Ireland Needn't Fear Catholic Schools, Says Scholar

IRISH TIMES, Sept. 19—New research shows that children in denominational schools are better educated and less likely to be prejudiced against other religions than children in secular schools, reported the Irish Times.

In a Trinity College debate over whether Catholic schools contribute to religious intolerance, research by the late Dr. Daniel Murphy was presented to show that the opposite was the case, said the report. Dr. Murphy's research produced four main conclusions. First, evidence from the U.S., Australia, and France showed that Catholic schools excel in “school effectiveness,” which includes academic and other categories, according to the report.
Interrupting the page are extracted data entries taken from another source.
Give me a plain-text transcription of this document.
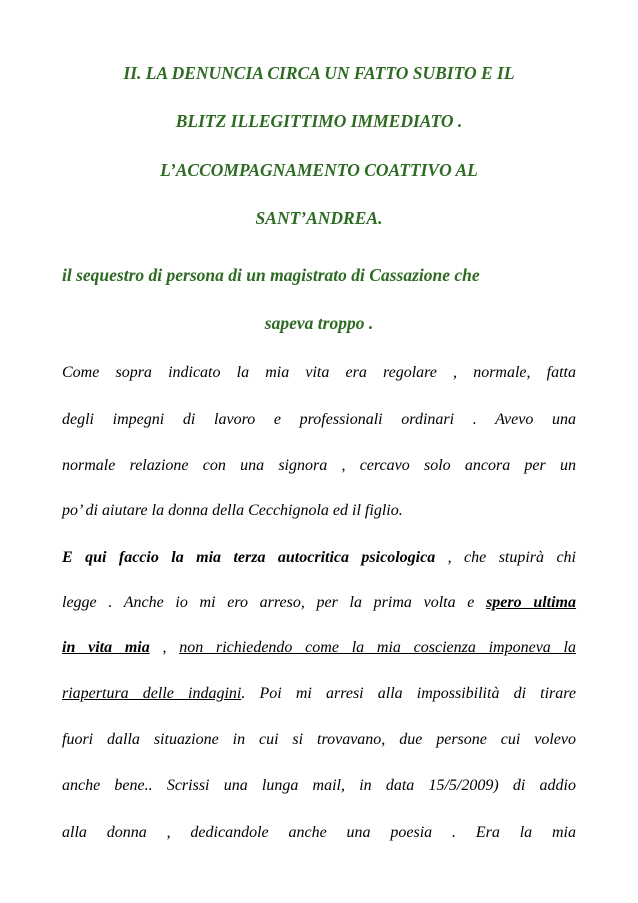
II. LA DENUNCIA CIRCA UN FATTO SUBITO E IL

BLITZ ILLEGITTIMO IMMEDIATO .

L’ACCOMPAGNAMENTO COATTIVO AL

SANT’ANDREA.

il sequestro di persona di un magistrato di Cassazione che

sapeva troppo .

Come sopra indicato la mia vita era regolare , normale, fatta

degli impegni di lavoro e professionali ordinari . Avevo una

normale relazione con una signora , cercavo solo ancora per un

po’ di aiutare la donna della Cecchignola ed il figlio.

E qui faccio la mia terza autocritica psicologica , che stupirà chi

legge . Anche io mi ero arreso, per la prima volta e spero ultima

in vita mia , non richiedendo come la mia coscienza imponeva la

riapertura delle indagini. Poi mi arresi alla impossibilità di tirare

fuori dalla situazione in cui si trovavano, due persone cui volevo

anche bene.. Scrissi una lunga mail, in data 15/5/2009) di addio

alla donna , dedicandole anche una poesia . Era la mia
Second, his report said that where state funds are allowed to help pay for a parent's choice of a denominational school, there is little danger of “social elitism.” However, where states refuse to help fund the private education of citizens, he said the chances were higher that the best schools will be reserved for the upper-classes — although he added that American Catholic schools have been an exception to the rule in this regard. Third, he found that research in the U.S. and Australia shows that Catholic school students are “less prejudiced in religious matters than those who attend public schools,” quoted the report.

Fourth, his paper shared the “profound concern in many quarters” that denominational schools “must not be absorbed into a multi-faith pluralism that will diminish and weaken their cultural distinctiveness, rendering them less effectual as schools, to say nothing of their effective promotion of their ethical and religious ideas,” the paper quoted.